Is there really any hope that the information in the Family Tree can become accurate? The answer to this question is a qualified yes. The reliability of the information in the Family Tree is increasing at a rapid rate for recent generations, say within the last 100 to 150 years. Before that time, the accuracy is in a state of chaos. The main reason for this chaos is the lack of systematic genealogical research into the contemporary documents and records. A good example of this problem is the absolute shambles of the information about the original Mayflower passengers and their history in America. There is almost no controversy about the identity and descendants of the original surviving Mayflower passengers and yet this is one area where activity on the Family Tree has become rampant. Accurate and complete research on each of the passengers is readily available, but changes to individual passengers are in a state of complete disarray. Every week when I receive a report from FamilySearch of the changes to my watched people, my ancestor Francis Cooke, a Mayflower passenger, has dozens of unsupported and totally inaccurate changes. There is no rationally defensible reason why this person's history should have any controversy.

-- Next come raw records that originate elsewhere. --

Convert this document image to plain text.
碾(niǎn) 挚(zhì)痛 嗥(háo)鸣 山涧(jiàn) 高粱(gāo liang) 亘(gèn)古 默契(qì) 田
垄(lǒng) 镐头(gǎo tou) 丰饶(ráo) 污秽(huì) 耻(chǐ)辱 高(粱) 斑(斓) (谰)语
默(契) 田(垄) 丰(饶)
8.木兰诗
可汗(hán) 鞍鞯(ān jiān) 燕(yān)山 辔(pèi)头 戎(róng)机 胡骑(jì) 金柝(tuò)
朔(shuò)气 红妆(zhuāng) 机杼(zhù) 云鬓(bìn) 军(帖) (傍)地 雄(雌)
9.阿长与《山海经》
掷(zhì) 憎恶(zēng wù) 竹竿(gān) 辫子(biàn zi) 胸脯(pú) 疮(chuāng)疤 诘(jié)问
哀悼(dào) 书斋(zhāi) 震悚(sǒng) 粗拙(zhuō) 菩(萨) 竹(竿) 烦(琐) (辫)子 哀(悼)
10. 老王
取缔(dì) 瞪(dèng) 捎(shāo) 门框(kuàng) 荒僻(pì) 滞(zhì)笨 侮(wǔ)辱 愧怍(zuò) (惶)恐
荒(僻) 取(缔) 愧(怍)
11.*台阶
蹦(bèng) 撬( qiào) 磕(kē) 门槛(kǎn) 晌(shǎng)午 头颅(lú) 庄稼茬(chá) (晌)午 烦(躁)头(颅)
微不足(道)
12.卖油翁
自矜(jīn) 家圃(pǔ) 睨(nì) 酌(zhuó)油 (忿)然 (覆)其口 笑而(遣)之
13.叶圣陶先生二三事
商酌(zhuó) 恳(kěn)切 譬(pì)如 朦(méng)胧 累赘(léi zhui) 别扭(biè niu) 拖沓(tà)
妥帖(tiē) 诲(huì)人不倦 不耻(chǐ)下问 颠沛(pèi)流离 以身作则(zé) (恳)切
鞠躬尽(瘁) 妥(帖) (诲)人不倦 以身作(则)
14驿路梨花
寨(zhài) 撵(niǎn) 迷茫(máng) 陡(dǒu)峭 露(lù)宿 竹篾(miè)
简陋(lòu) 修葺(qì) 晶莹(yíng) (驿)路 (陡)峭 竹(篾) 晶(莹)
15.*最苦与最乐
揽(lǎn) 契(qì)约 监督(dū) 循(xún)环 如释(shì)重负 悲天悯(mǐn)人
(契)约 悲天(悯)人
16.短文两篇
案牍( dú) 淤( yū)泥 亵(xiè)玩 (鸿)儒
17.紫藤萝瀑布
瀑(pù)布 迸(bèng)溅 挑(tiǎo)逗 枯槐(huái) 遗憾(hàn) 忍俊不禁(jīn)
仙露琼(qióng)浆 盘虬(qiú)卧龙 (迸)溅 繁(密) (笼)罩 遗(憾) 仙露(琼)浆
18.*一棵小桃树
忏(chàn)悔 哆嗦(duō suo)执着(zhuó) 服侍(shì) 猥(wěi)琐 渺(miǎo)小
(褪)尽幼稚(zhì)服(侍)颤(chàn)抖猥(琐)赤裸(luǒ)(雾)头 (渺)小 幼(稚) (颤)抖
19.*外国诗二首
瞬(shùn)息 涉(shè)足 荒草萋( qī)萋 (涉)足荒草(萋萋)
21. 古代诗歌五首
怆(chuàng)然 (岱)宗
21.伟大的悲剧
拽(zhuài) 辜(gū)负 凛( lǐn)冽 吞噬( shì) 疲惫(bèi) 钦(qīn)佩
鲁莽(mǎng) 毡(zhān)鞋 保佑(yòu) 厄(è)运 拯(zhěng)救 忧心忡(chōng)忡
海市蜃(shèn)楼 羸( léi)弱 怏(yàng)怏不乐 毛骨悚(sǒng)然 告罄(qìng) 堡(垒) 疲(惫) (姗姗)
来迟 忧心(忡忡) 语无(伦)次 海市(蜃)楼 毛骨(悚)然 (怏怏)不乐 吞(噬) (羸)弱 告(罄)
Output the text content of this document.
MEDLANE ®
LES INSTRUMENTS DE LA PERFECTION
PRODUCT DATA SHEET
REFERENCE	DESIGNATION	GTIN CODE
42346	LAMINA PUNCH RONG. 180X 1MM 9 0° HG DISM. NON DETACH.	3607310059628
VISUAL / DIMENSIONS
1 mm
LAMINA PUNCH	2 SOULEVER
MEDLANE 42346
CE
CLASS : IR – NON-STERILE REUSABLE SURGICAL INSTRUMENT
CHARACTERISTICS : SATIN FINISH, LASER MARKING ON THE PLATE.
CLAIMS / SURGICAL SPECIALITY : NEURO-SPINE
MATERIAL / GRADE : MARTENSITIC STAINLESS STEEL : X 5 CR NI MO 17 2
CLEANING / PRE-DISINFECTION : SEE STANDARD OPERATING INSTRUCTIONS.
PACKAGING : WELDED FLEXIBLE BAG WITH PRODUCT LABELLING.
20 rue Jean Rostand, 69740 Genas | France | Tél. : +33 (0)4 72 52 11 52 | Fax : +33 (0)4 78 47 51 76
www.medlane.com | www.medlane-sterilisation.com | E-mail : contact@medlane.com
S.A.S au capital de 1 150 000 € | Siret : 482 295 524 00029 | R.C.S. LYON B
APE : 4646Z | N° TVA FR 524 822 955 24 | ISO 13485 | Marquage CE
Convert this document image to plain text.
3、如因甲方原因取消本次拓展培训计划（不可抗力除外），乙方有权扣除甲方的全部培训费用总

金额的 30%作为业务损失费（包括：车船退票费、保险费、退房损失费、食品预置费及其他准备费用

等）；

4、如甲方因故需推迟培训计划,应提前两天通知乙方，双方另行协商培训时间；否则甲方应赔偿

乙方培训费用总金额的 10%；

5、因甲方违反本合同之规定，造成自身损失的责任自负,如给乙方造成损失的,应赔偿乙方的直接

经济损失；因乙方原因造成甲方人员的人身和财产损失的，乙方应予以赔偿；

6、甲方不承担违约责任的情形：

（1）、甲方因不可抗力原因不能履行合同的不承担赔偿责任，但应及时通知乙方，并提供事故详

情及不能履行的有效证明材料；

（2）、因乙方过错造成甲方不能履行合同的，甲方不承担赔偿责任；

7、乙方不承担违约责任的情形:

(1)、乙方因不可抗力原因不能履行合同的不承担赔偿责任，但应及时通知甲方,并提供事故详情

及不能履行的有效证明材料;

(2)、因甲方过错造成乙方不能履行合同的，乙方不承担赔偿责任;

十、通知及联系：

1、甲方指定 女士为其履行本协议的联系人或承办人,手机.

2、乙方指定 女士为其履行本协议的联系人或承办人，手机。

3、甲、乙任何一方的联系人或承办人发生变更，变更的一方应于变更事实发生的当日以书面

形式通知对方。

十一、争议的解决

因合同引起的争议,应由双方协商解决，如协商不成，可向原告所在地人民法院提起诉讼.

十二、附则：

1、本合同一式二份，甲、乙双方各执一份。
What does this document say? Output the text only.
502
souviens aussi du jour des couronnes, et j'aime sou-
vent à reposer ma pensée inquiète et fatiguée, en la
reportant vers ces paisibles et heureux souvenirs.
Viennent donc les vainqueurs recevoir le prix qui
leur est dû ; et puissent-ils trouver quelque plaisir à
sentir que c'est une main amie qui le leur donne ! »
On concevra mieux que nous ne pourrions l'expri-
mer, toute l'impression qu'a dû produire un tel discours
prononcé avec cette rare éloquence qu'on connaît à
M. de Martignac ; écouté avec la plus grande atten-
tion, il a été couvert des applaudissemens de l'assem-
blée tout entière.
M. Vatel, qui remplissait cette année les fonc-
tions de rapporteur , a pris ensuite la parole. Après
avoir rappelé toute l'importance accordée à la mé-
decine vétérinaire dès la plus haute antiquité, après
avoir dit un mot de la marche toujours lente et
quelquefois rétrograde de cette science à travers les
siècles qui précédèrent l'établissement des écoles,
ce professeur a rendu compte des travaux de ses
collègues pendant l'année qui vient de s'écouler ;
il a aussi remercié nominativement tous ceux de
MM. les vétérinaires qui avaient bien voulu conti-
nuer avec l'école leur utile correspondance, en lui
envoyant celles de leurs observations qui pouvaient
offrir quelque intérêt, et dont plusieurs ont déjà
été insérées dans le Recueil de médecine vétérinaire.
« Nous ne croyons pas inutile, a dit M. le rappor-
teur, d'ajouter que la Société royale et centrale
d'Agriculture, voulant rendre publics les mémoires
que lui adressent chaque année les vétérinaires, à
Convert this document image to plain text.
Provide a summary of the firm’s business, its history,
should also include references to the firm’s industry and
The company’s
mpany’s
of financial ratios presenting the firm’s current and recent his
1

It would be easy to dismiss the Family Tree as a failure if you focus on what remains to be supported by sources and made consistent with historical records. Of course, historical records can disagree and people can disagree over the interpretation of those records, but the instances where this occurs are not as common as those instances when the only available records are clear to the extent they are complete.
There are some things we will never know in this life. Much of the information about our families has been lost or reported inaccurately. We just have to live with this measure of uncertainty. But to the extent that historical sources are carefully reviewed and added to the Family Tree, the accumulated information becomes more and more "accurate" in the sense that it agrees with the available historical records. Cleaning up the Family Tree is not just busy work, it is the basic activity of doing genealogy or family history. We may be surprised or even appalled at the loss of some of our cherished family stories or traditions, but ultimately the Family Tree is the solution, not the problem. We can no more expect that mistakes and inaccurate information will disappear from the Family Tree than we can expect a garden to stay weed free or our houses to stay automatically clean.